一哉かずやっ! そんな甘いことを言ってるから、こんなすぐ泣くへなちょこになるんだっ」


 俊政と呼ばれた男の怒りの矛先は、石田に向いたらしい。名前呼びされていると言うことは、石田もよく知る保護者なのだろう。


 俺が膝を突いて座っているから。

 クレーンゲームの景品さながら宙に浮いたその子の顔は、目の前だ。


 げふげふと、顔を涙と鼻水で汚して泣いているその子の顔を見て、ちょっと驚く。


 目が、青い。

 おまけに、肌も白い。日本人とは少し違う白さだ。

 ちらりと垂れネームを見ると、カタカナで『ロルテス』と書かれていて、道場名は石田と同じだった。


「さっさと地稽古に戻れっ」

 振り子のように揺すられたかと思うと、再びその子は投げられる。慌てて今度こそ手を伸ばしたが、間に合わずに床に放り出された。胴ががつん、と床を打ち付ける鈍い音に俺は顔をしかめ、周囲の保護者達もさすがに視線を向ける。


 だが。

 道場のそこかしこでは、似たような光景が繰り広げられていた。


「もう、帰るぅぅぅ」という子どもを文字通り突き放し、道場に押し込む母親。「足の指がもげる」と泣くこどもに、「もげてないっ」と叱りつける父親。


 年越し稽古の道場は、阿鼻叫喚図と化していた。


「ほら、こっちの先生の列に並ぼうね」

 ふとルキアの声が聞こえてそちらを向くと、必死になって小学低学年ぐらいの男子を整列させていた。意外に子どもには好かれるようで、腰にまとわりついている幼稚園児ぐらいの男子もいた。伊達はというと、その横で疲れ切ったように立ち尽くしている。

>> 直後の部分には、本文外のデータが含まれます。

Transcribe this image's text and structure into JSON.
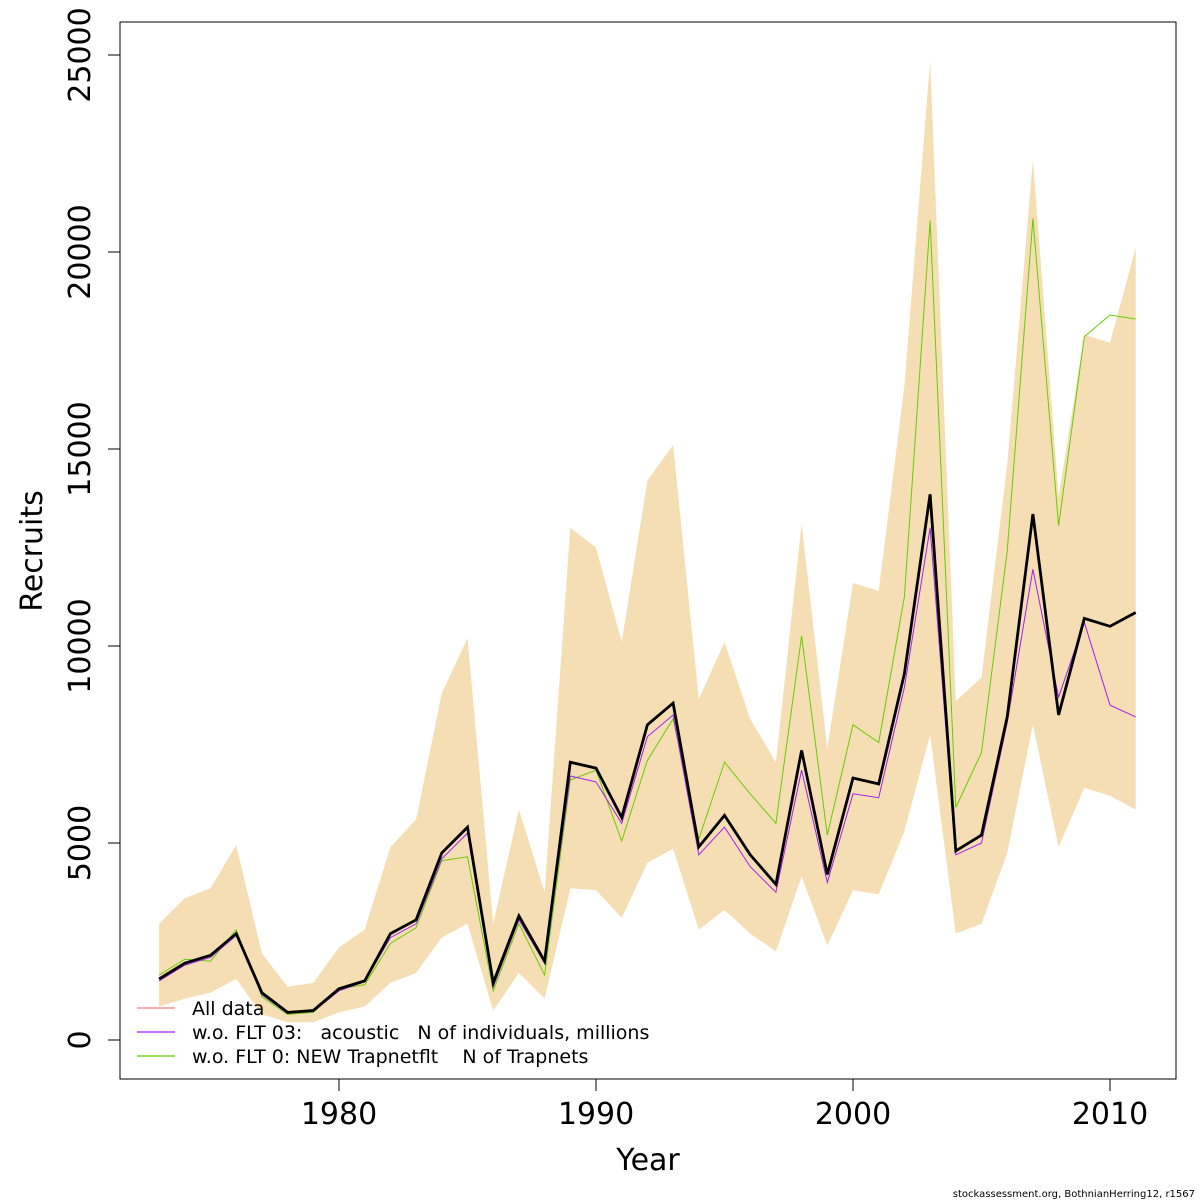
{
  "chart_data": {
    "type": "line",
    "title": "",
    "xlabel": "Year",
    "ylabel": "Recruits",
    "xlim": [
      1971,
      2012.5
    ],
    "ylim": [
      -1000,
      26000
    ],
    "x_ticks": [
      1980,
      1990,
      2000,
      2010
    ],
    "x_tick_labels": [
      "1980",
      "1990",
      "2000",
      "2010"
    ],
    "y_ticks": [
      0,
      5000,
      10000,
      15000,
      20000,
      25000
    ],
    "y_tick_labels": [
      "0",
      "5000",
      "10000",
      "15000",
      "20000",
      "25000"
    ],
    "grid": false,
    "legend_position": "bottom-left",
    "x": [
      1973,
      1974,
      1975,
      1976,
      1977,
      1978,
      1979,
      1980,
      1981,
      1982,
      1983,
      1984,
      1985,
      1986,
      1987,
      1988,
      1989,
      1990,
      1991,
      1992,
      1993,
      1994,
      1995,
      1996,
      1997,
      1998,
      1999,
      2000,
      2001,
      2002,
      2003,
      2004,
      2005,
      2006,
      2007,
      2008,
      2009,
      2010,
      2011
    ],
    "band": {
      "name": "confidence interval",
      "color": "#F5DEB3",
      "upper": [
        2950,
        3600,
        3850,
        4950,
        2200,
        1350,
        1450,
        2350,
        2800,
        4900,
        5600,
        8800,
        10200,
        2950,
        5850,
        3750,
        13000,
        12500,
        10100,
        14200,
        15100,
        8650,
        10100,
        8150,
        7050,
        13100,
        7400,
        11600,
        11400,
        16600,
        24850,
        8600,
        9200,
        14600,
        22350,
        13800,
        17900,
        17700,
        20100
      ],
      "lower": [
        850,
        1050,
        1200,
        1550,
        650,
        450,
        450,
        700,
        850,
        1450,
        1700,
        2600,
        2950,
        750,
        1700,
        1050,
        3850,
        3800,
        3100,
        4500,
        4850,
        2800,
        3300,
        2700,
        2250,
        4150,
        2400,
        3800,
        3700,
        5300,
        7750,
        2700,
        2950,
        4750,
        8000,
        4900,
        6400,
        6200,
        5850
      ]
    },
    "series": [
      {
        "name": "All data",
        "color": "#000000",
        "legend_color": "#F08080",
        "values": [
          1550,
          1950,
          2150,
          2700,
          1200,
          700,
          750,
          1300,
          1500,
          2700,
          3050,
          4750,
          5400,
          1450,
          3150,
          2000,
          7050,
          6900,
          5650,
          8000,
          8550,
          4900,
          5700,
          4700,
          3950,
          7350,
          4200,
          6650,
          6500,
          9300,
          13850,
          4800,
          5200,
          8200,
          13350,
          8250,
          10700,
          10500,
          10850
        ]
      },
      {
        "name": "w.o. FLT 03:   acoustic   N of individuals, millions",
        "color": "#A020F0",
        "legend_color": "#A020F0",
        "values": [
          1500,
          1900,
          2100,
          2650,
          1150,
          680,
          720,
          1250,
          1480,
          2600,
          2950,
          4600,
          5250,
          1350,
          3050,
          1950,
          6700,
          6550,
          5500,
          7700,
          8250,
          4700,
          5400,
          4400,
          3750,
          6850,
          4000,
          6250,
          6150,
          8950,
          13000,
          4700,
          5000,
          8050,
          11950,
          8700,
          10600,
          8500,
          8200
        ]
      },
      {
        "name": "w.o. FLT 0: NEW Trapnetflt    N of Trapnets",
        "color": "#66CC00",
        "legend_color": "#66CC00",
        "values": [
          1650,
          2050,
          2000,
          2800,
          1100,
          650,
          700,
          1300,
          1400,
          2450,
          2850,
          4550,
          4650,
          1250,
          2950,
          1650,
          6600,
          6850,
          5050,
          7100,
          8150,
          5100,
          7050,
          6250,
          5500,
          10250,
          5200,
          8000,
          7550,
          11250,
          20800,
          5900,
          7300,
          12400,
          20850,
          13050,
          17850,
          18400,
          18300
        ]
      }
    ]
  },
  "legend": {
    "items": [
      {
        "label": "All data",
        "color": "#F08080"
      },
      {
        "label": "w.o. FLT 03:   acoustic   N of individuals, millions",
        "color": "#A020F0"
      },
      {
        "label": "w.o. FLT 0: NEW Trapnetflt    N of Trapnets",
        "color": "#66CC00"
      }
    ]
  },
  "footer": "stockassessment.org, BothnianHerring12, r1567"
}
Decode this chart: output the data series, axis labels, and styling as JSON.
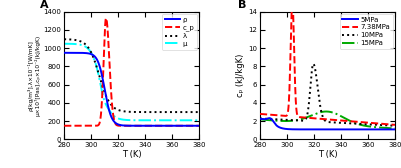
{
  "T_min": 280,
  "T_max": 380,
  "ylim_A": [
    0,
    1400
  ],
  "ylim_B": [
    0,
    14
  ],
  "yticks_A": [
    0,
    200,
    400,
    600,
    800,
    1000,
    1200,
    1400
  ],
  "yticks_B": [
    0,
    2,
    4,
    6,
    8,
    10,
    12,
    14
  ],
  "xticks": [
    280,
    300,
    320,
    340,
    360,
    380
  ],
  "label_A": "A",
  "label_B": "B",
  "xlabel": "T (K)",
  "ylabel_A": "ρ[kg/m³],λ×10⁻¹[W/mK]\nμ×10⁷[Pas],c_p×10⁻²(kJ/kgK)",
  "ylabel_B": "c_p (kJ/kgK)",
  "legend_A": [
    "ρ",
    "c_p",
    "λ",
    "μ"
  ],
  "legend_B": [
    "5MPa",
    "7.38MPa",
    "10MPa",
    "15MPa"
  ],
  "color_rho": "#0000ff",
  "color_cp_A": "#ff0000",
  "color_lam": "#000000",
  "color_mu": "#00ffff",
  "color_5MPa": "#0000ff",
  "color_738MPa": "#ff0000",
  "color_10MPa": "#000000",
  "color_15MPa": "#00aa00"
}
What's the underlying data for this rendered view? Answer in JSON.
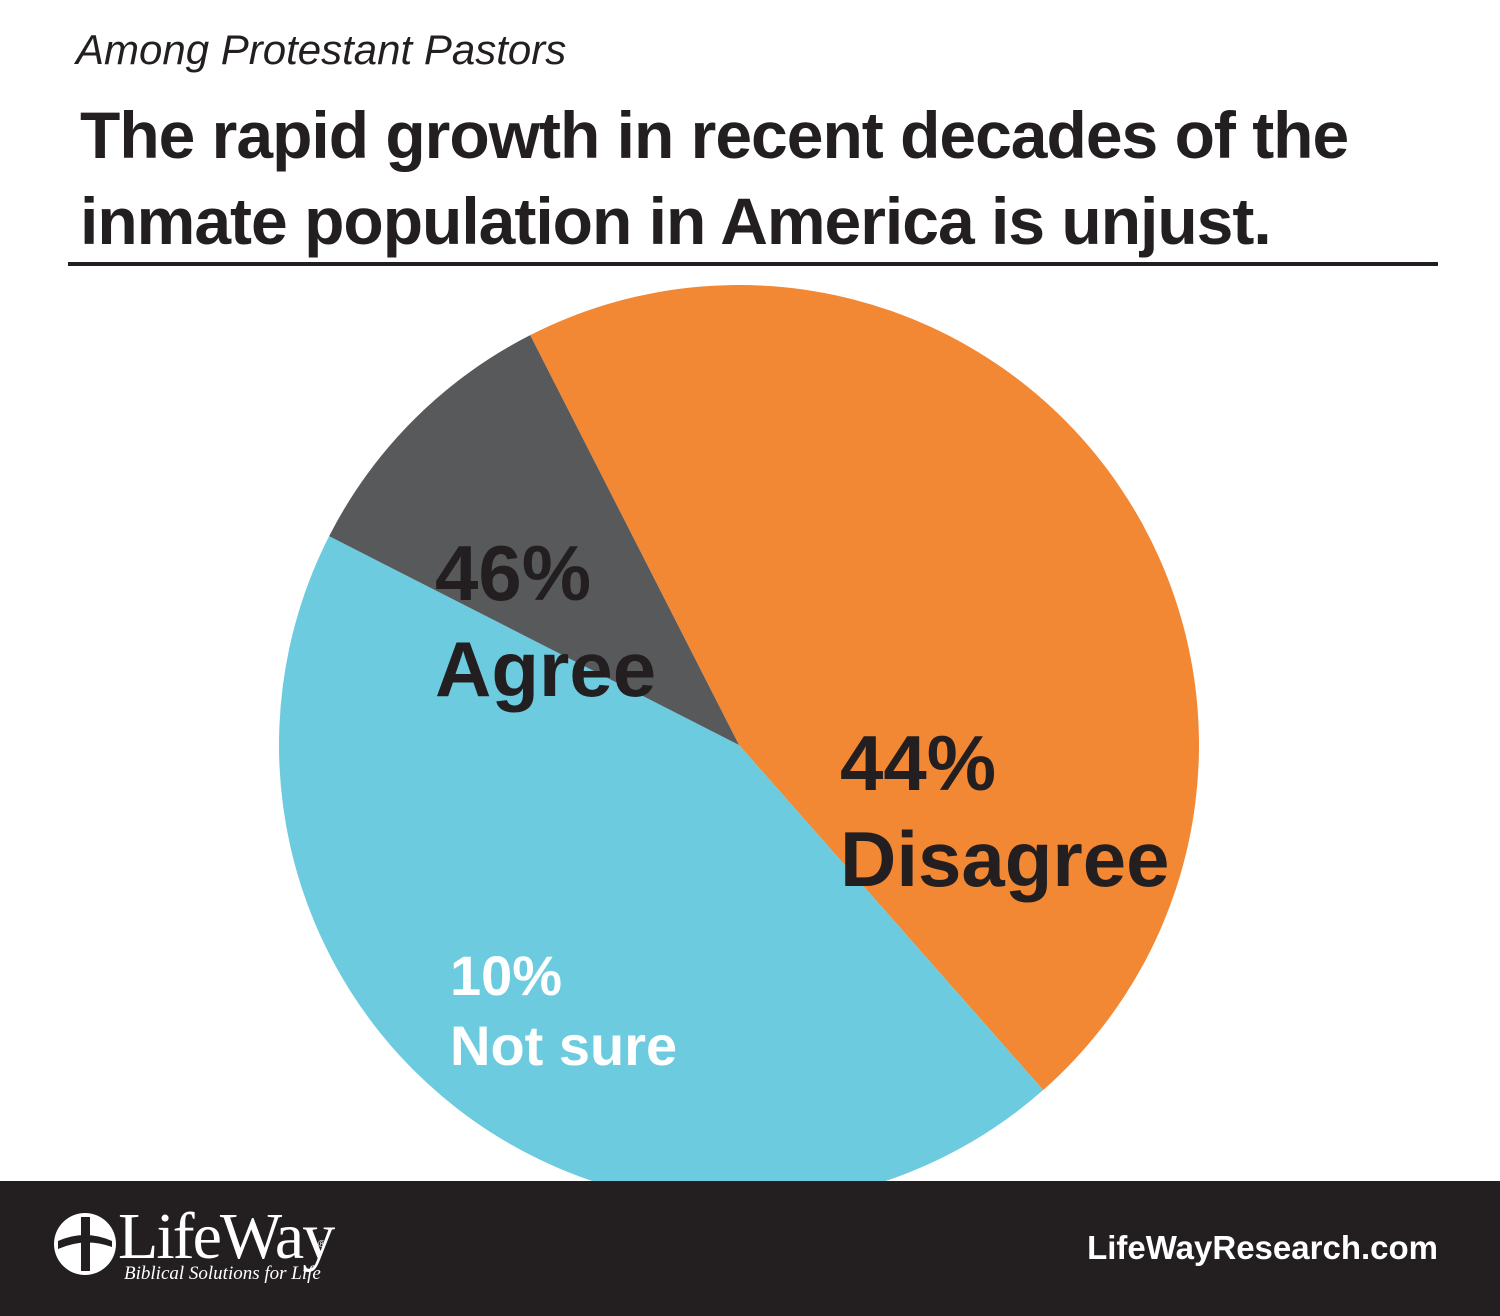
{
  "header": {
    "subtitle": "Among Protestant Pastors",
    "title": "The rapid growth in recent decades of the inmate population in America is unjust."
  },
  "chart_data": {
    "type": "pie",
    "title": "The rapid growth in recent decades of the inmate population in America is unjust.",
    "subtitle": "Among Protestant Pastors",
    "slices": [
      {
        "label": "Agree",
        "value": 46,
        "value_label": "46%",
        "color": "#f28734",
        "text_color": "#231f20"
      },
      {
        "label": "Disagree",
        "value": 44,
        "value_label": "44%",
        "color": "#6ccbdf",
        "text_color": "#231f20"
      },
      {
        "label": "Not sure",
        "value": 10,
        "value_label": "10%",
        "color": "#58595b",
        "text_color": "#ffffff"
      }
    ]
  },
  "footer": {
    "logo_text": "LifeWay",
    "logo_tagline": "Biblical Solutions for Life",
    "registered_mark": "®",
    "website": "LifeWayResearch.com"
  },
  "colors": {
    "text": "#231f20",
    "footer_bg": "#231f20",
    "footer_text": "#ffffff"
  }
}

 壁際を見ると、武田先輩が、着衣の乱れた小学生女子の服装を手早く直している。その間も、道場内に視線を走らせ、近くの女の子に何か言っていた。慣れたもんだ。


『年越し稽古に参加しろよ』

 毛利先輩に命じられて参加したものの。


 稽古、というより、『子どもの世話』といった方が正しい。

 現に俺達は、防具すら着けていない。道着姿のままだ。 


 去年は完全に『お客様』として参加したから、こんな舞台裏は知らなかった。基本稽古、地稽古に普通に参加し、最後に試合稽古をして、毛利先輩に勝っただけだ。


 そういえば、なんとなく、保護者席がにぎやかだなぁ。稽古が嫌で子どもが泣いてるなぁ、とは思っていたが。


 怒り狂う保護者をなだめすかし、稽古したくない、と泣きじゃくる子どもの気持ちを立て直すのが、こんなに面倒くさいことだとは思わなかった。


「めそめそ泣いてないで、さっさと面を付けろっ」

 怒鳴りつける声に、俺はうんざりした気持ちで顔を俊政さんに向けた。俺の隣では、石田が苦笑いで「まぁまぁ」と言っている。


――― いるんだよなぁ、こんな保護者。


 俺はひっそりとため息ついて立ち上がった。

 剣道は『痛い』。それに、『寒い』し『暑い』。防具は重いし、道着は固い。


 一度、大生先生に「こんなに科学が発達したんだから、防具も軽量化できるんじゃないんですかね」と言ったら、「それじゃあ、稽古にならああああん」と叱られた。


 そんな、世界だ。

 泣けば、「泣くな」と言われ、笑えば「歯を見せるな」と叱られる。あんまり感情の起伏や表情を見せない競技だから誤解されるが、相当『痛い』し『怖い』競技だ。


 ただ、未経験者にはそれがわからない。

 防具をつけているから、『痛くない』と思うし、スポーツだから『怖くない』という。


 そんなことあるか、と俺は笑いたい。


 よく考えてみろ。

 棒を持って叩き合うのだ。


 区切られた空間に敵と一緒に放り込まれ、「相手を手に持った棒で殴れ」とけしかける競技だ。

 俺は床で踞って泣く子どもを見て、口をへの字に曲げる。


 向かない子には、とことん、向かない。